Moreover, the rulemaking process by which the distance limitations were adopted is facially suspect. Petitioners contend the proposed rule that was published, on which interested persons were invited to comment, did not include any proposed distance limitations in its use of terms like “adjacent waters” and significant nexus.” Consequently, petitioners contend, the Final Rule cannot be considered a “logical outgrowth” of the rule proposed, as required to satisfy the notice-and-comment requirements of the APA, 5 U.S.C. § 553. See Long Island Care at Home, Ltd. v. Coke, 551 U.S. 158, 174 (2007). As a further consequence of this defect, petitioners contend, the record compiled by respondents is devoid of specific scientific support for the distance limitations that were included in the Final Rule. They contend the Rule is therefore not the product of reasoned decision-making and is vulnerable to attack as impermissibly “arbitrary or capricious” under the APA, 5 U.S.C. § 706(2).
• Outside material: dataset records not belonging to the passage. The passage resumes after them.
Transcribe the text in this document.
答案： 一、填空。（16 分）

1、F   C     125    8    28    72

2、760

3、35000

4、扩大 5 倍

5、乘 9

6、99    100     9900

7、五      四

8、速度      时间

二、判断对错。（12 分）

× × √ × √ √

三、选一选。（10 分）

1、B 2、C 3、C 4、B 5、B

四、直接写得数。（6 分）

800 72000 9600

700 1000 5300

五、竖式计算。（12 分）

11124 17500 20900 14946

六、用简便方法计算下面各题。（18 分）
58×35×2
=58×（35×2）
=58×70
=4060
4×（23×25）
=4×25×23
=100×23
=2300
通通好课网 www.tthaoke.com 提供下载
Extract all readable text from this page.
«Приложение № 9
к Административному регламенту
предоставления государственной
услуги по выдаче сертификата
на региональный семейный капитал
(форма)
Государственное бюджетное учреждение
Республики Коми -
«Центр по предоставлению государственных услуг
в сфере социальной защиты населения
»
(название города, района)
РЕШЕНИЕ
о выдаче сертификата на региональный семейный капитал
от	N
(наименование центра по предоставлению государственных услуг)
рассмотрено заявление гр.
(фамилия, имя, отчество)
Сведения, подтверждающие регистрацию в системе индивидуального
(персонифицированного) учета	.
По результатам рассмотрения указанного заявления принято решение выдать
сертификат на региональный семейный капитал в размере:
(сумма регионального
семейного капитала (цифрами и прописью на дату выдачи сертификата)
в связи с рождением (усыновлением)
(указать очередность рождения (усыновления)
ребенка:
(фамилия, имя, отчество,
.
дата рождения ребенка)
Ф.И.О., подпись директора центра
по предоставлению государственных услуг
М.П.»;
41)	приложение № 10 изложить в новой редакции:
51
Basically, while the litigation of the case – one of multitudes against this “water rule” – is going on, the Sixth Circuit Court sees no reason to burden the nation with the draconian land grab. From the beginning, that is what the people who watch the EPA and the Army Corps of Engineers have said this is, and given the breadth of the amount of water the Obama Administration sought to wrestle under its control with an executive order, that is increasingly what it is looking like. The actual Clean Water Act covers NAVIGABLE waters. The definition of that is what is being argued.
(Decorative ponds need to be under federal control? Really? Man-made fishing holes where the only vessels floating on them are canoes and john boats? Are these people serious? Spring fed rivers where weekend partying is wall to wall in the summer and everyone is on an innertube? Where does it end?)
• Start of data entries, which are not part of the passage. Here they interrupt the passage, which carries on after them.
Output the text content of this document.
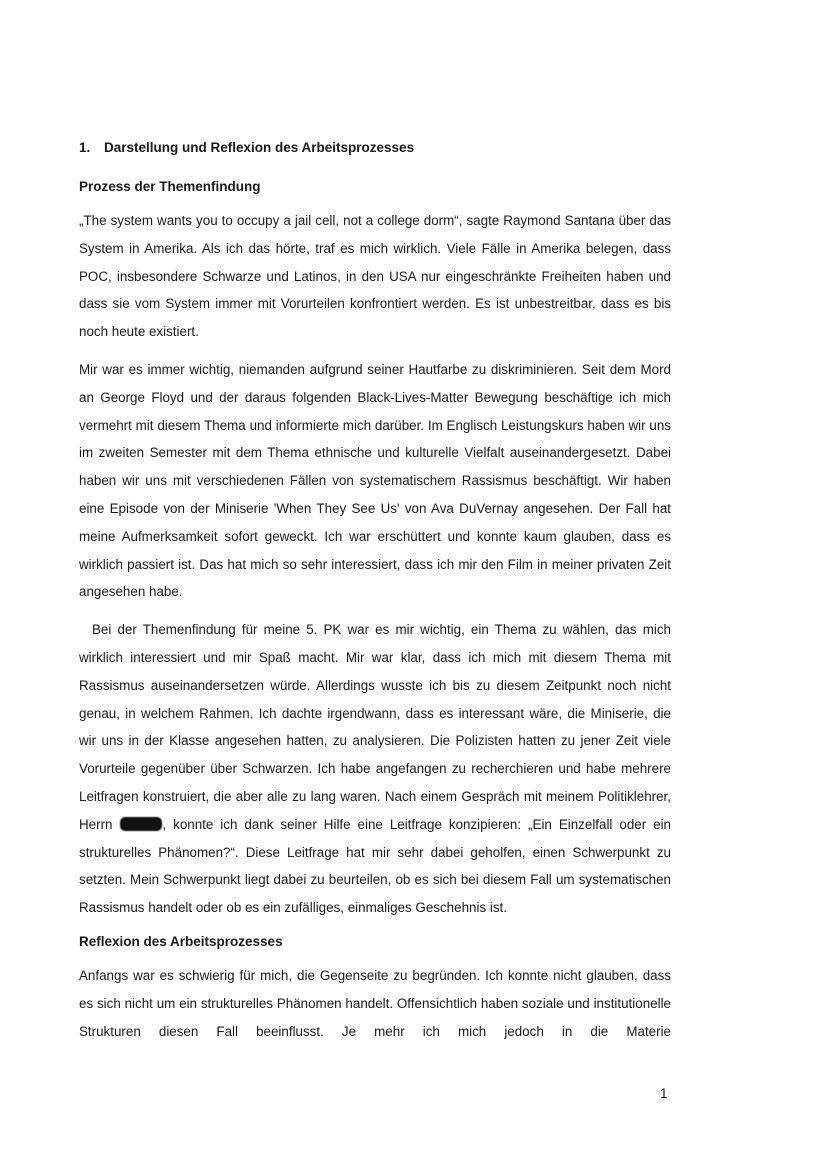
1. Darstellung und Reflexion des Arbeitsprozesses
Prozess der Themenfindung

„The system wants you to occupy a jail cell, not a college dorm“, sagte Raymond Santana über das System in Amerika. Als ich das hörte, traf es mich wirklich. Viele Fälle in Amerika belegen, dass POC, insbesondere Schwarze und Latinos, in den USA nur eingeschränkte Freiheiten haben und dass sie vom System immer mit Vorurteilen konfrontiert werden. Es ist unbestreitbar, dass es bis noch heute existiert.

Mir war es immer wichtig, niemanden aufgrund seiner Hautfarbe zu diskriminieren. Seit dem Mord an George Floyd und der daraus folgenden Black-Lives-Matter Bewegung beschäftige ich mich vermehrt mit diesem Thema und informierte mich darüber. Im Englisch Leistungskurs haben wir uns im zweiten Semester mit dem Thema ethnische und kulturelle Vielfalt auseinandergesetzt. Dabei haben wir uns mit verschiedenen Fällen von systematischem Rassismus beschäftigt. Wir haben eine Episode von der Miniserie 'When They See Us' von Ava DuVernay angesehen. Der Fall hat meine Aufmerksamkeit sofort geweckt. Ich war erschüttert und konnte kaum glauben, dass es wirklich passiert ist. Das hat mich so sehr interessiert, dass ich mir den Film in meiner privaten Zeit angesehen habe.

Bei der Themenfindung für meine 5. PK war es mir wichtig, ein Thema zu wählen, das mich wirklich interessiert und mir Spaß macht. Mir war klar, dass ich mich mit diesem Thema mit Rassismus auseinandersetzen würde. Allerdings wusste ich bis zu diesem Zeitpunkt noch nicht genau, in welchem Rahmen. Ich dachte irgendwann, dass es interessant wäre, die Miniserie, die wir uns in der Klasse angesehen hatten, zu analysieren. Die Polizisten hatten zu jener Zeit viele Vorurteile gegenüber über Schwarzen. Ich habe angefangen zu recherchieren und habe mehrere Leitfragen konstruiert, die aber alle zu lang waren. Nach einem Gespräch mit meinem Politiklehrer, Herrn	, konnte ich dank seiner Hilfe eine Leitfrage konzipieren: „Ein Einzelfall oder ein strukturelles Phänomen?“. Diese Leitfrage hat mir sehr dabei geholfen, einen Schwerpunkt zu setzten. Mein Schwerpunkt liegt dabei zu beurteilen, ob es sich bei diesem Fall um systematischen Rassismus handelt oder ob es ein zufälliges, einmaliges Geschehnis ist.

Reflexion des Arbeitsprozesses

Anfangs war es schwierig für mich, die Gegenseite zu begründen. Ich konnte nicht glauben, dass es sich nicht um ein strukturelles Phänomen handelt. Offensichtlich haben soziale und institutionelle Strukturen diesen Fall beeinflusst. Je mehr ich mich jedoch in die Materie

1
Lest good conservatives think that the legislature has been sitting idly by and letting the executive branch do their job for them, a House of Representatives Bill blocking this water rule from going into effect died in the Senate. And that is part of the point of the petitioners (plaintiffs or in this case, the good guys): the decision making to develop this rule seems to be “arbitrary or capricious”. (Or deliberate and calculated, but courts generally don’t get into that kind of territory.)
So, for now, the EPA and the Army Corps of Engineers have been halted from taking over every ounce of water on the ground in the USA so that the courts can study the matter and figure out if they have the jurisdiction to actually make a decision on it. Not a total victory, but at least the people calling foul on the EPA are getting a hearing.